Article mis à jour le 3 septembre 2014

Dans la nuit du 26 au 27 mars 1996 vers une heure du matin, un commando d'une vingtaine d'hommes en armes investit à Tibhirine (village de montagne à 90 km au sud d'Alger) le monastère Notre-Dame de l'Atlas où vit une petite communauté trappiste implantée de longue date. Sept des neuf moines présents sont enlevés, dont le prieur. Après un peu moins de deux mois, le Groupe Islamique armé annonce leur exécution. Leurs têtes décapitées sont retrouvées quelques jours plus tard. A Paris, une foule de dix mille personne leur rend hommage sur le parvis du Trocadéro. Une cérémonie se tient le 2 juin à la cathédrale d'Alger. Les moines sont inhumés le surlendemain près de leur monastère, au milieu d'un vaste déploiement militaire, en l'absence de leurs proches qui n'ont, pour la plupart, pas obtenu de visa.

Pour marquant qu'ait été leur martyr, les sept trappistes ne sont pas les seules victimes religieuses chrétiennes de la guerre civile algérienne, ni les premières. Huit au moins ont déjà péri dont, dix-huit mois plus tôt, quatre Pères blancs tombés sous les balles islamistes à Tizi Ouzou, chef lieu d'une Kabylie pourtant réputée rétive à l'intégrisme. Proche de Médéa où sévissent les groupes les plus radicaux, Tibhirine apparaît comme encore bien plus exposée au danger et les moines, qui ont décidé de rester malgré les pressions, le savent. Une douzaine d'ouvriers croates ont été égorgés non loin en décembre 1993, ciblés comme chrétiens. La même année, dans la nuit de Noël, le monastère avait été investi par un commando islamiste. Son chef exigeait le paiement d'un tribut et avait voulu emmener le médecin de la communauté, Frère Luc. L'autorité et le sang-froid du prieur Christian de Chergé était parvenu, cette fois, à le faire fléchir. Ils ne pourront rien, vingt-sept mois plus tard, contre des ravisseurs plus déterminés.
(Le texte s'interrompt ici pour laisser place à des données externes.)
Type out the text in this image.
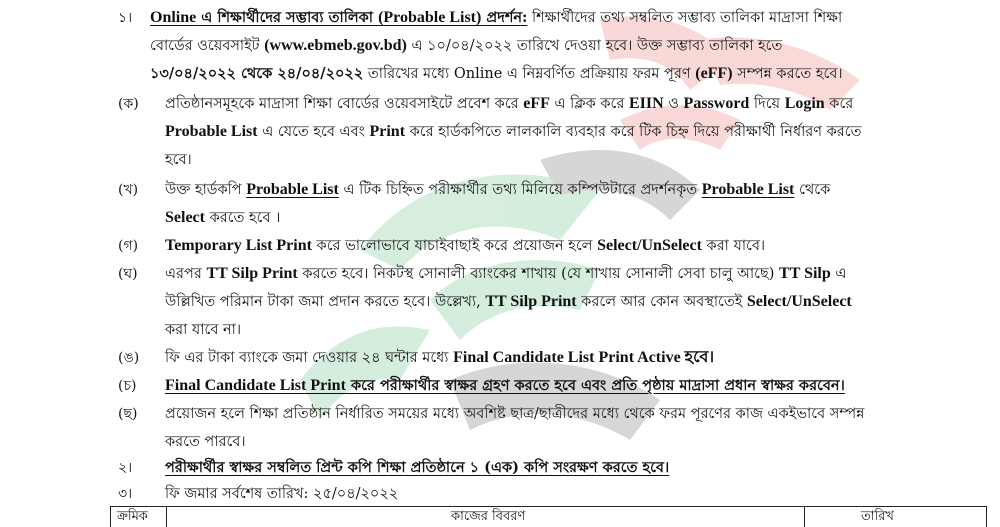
১। Online এ শিক্ষার্থীদের সম্ভাব্য তালিকা (Probable List) প্রদর্শন: শিক্ষার্থীদের তথ্য সম্বলিত সম্ভাব্য তালিকা মাদ্রাসা শিক্ষা
বোর্ডের ওয়েবসাইট (www.ebmeb.gov.bd) এ ১০/০৪/২০২২ তারিখে দেওয়া হবে। উক্ত সম্ভাব্য তালিকা হতে
১৩/০৪/২০২২ থেকে ২৪/০৪/২০২২ তারিখের মধ্যে Online এ নিম্নবর্ণিত প্রক্রিয়ায় ফরম পূরণ (eFF) সম্পন্ন করতে হবে।
(ক) প্রতিষ্ঠানসমূহকে মাদ্রাসা শিক্ষা বোর্ডের ওয়েবসাইটে প্রবেশ করে eFF এ ক্লিক করে EIIN ও Password দিয়ে Login করে
Probable List এ যেতে হবে এবং Print করে হার্ডকপিতে লালকালি ব্যবহার করে টিক চিহ্ন দিয়ে পরীক্ষার্থী নির্ধারণ করতে
হবে।
(খ) উক্ত হার্ডকপি Probable List এ টিক চিহ্নিত পরীক্ষার্থীর তথ্য মিলিয়ে কম্পিউটারে প্রদর্শনকৃত Probable List থেকে
Select করতে হবে ।
(গ) Temporary List Print করে ভালোভাবে যাচাইবাছাই করে প্রয়োজন হলে Select/UnSelect করা যাবে।
(ঘ) এরপর TT Silp Print করতে হবে। নিকটস্থ সোনালী ব্যাংকের শাখায় (যে শাখায় সোনালী সেবা চালু আছে) TT Silp এ
উল্লিখিত পরিমান টাকা জমা প্রদান করতে হবে। উল্লেখ্য, TT Silp Print করলে আর কোন অবস্থাতেই Select/UnSelect
করা যাবে না।
(ঙ) ফি এর টাকা ব্যাংকে জমা দেওয়ার ২৪ ঘন্টার মধ্যে Final Candidate List Print Active হবে।
(চ) Final Candidate List Print করে পরীক্ষার্থীর স্বাক্ষর গ্রহণ করতে হবে এবং প্রতি পৃষ্ঠায় মাদ্রাসা প্রধান স্বাক্ষর করবেন।
(ছ) প্রয়োজন হলে শিক্ষা প্রতিষ্ঠান নির্ধারিত সময়ের মধ্যে অবশিষ্ট ছাত্র/ছাত্রীদের মধ্যে থেকে ফরম পূরণের কাজ একইভাবে সম্পন্ন
করতে পারবে।
২। পরীক্ষার্থীর স্বাক্ষর সম্বলিত প্রিন্ট কপি শিক্ষা প্রতিষ্ঠানে ১ (এক) কপি সংরক্ষণ করতে হবে।
৩। ফি জমার সর্বশেষ তারিখ: ২৫/০৪/২০২২
ক্রমিক	কাজের বিবরণ	তারিখ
Les Moines de Tibhirine (AFP)
Les Moines de Tibhirine (AFP)
Ces derniers ne semblent pourtant pas avoir comme but initial l'exécution des religieux. Quelques semaines après l'enlèvement, un communiqué du GIA assure que les moines sont vivants et propose leur libération en échange de prisonniers détenus par le régime algérien. Un émissaire se présente même le 30 avril au consulat de France à Alger, porteur d'une cassette audio dans laquelle le prieur enlevé fait également part de cette exigence. Mauvaise volonté du régime algérien engagé dans une lutte sans merci contre les islamistes mais aussi cafouillages entre émissaires et services officieux français, les pourparlers avortent. Le « communiqué n° 44 » attribué au GIA annonce le 21 mai « Nous avons tranché la gorge des sept moines ». Bien des questions, pourtant, demeurent sur les circonstances, les motifs et coupables réels de leur sort tragique.

La thèse officielle : un crime du seul GIA


Pour Alger, le coupable unique est le Groupe islamique armé (G.I.A.) dont le chef, Djamel Zitouni, aurait voulu renforcer son autorité sur la région par un coup d'éclat contre des cibles symboliques. Cette thèse n'a jamais été totalement infirmée ni confirmée. Elle se heurte à plusieurs incohérences. Les corps des moines n'ont jamais été retrouvés mais seulement leur tête décapitées. Le communiqué attribué au GIA parle lui d'égorgements. En l'absence d'autopsie, on ignore si les moines ont été tués avant décapitation. Les familles des victimes, en tout cas, ne croient plus beaucoup à cette version. "Ça ne tient pas", résume leur avocat Patrick Baudoin. "Il y a trop d'anomalies, trop de dissimulations".

La thèse de la « bavure » de l'armée algérienne


Les sept moines auraient été tués par erreur depuis un hélicoptère de l'armée algérienne dans leur lieu de détention peu après leur enlèvement. Cette hypothèse est accréditée notamment par le Général François Buchwalter, qui était en 1996 attaché militaire à l'ambassade de France à Alger. Celui-ci, affirme relayer des témoignages dignes de foi qui lui ont été rapportés, particulièrement celui du frère d'un des pilotes des hélicoptères. Ceux-ci auraient pris les prisonniers pour un commando du GIA et tiré. L'erreur étant révélée par une patrouille au sol, les Algériens aurait procédé aux décapitations pour dissimuler leur bavure et imputer aux islamistes le décès des moines. Il est étrange, pourtant, qu'aucune tête n'ait été atteinte dans ces tirs opérés depuis le ciel. La thèse présente aussi la faiblesse de ne reposer que sur un témoignage indirect. Les raids aériens et survols d'hélicoptères dans la région en mai 1996 n'en sont pas moins attestés.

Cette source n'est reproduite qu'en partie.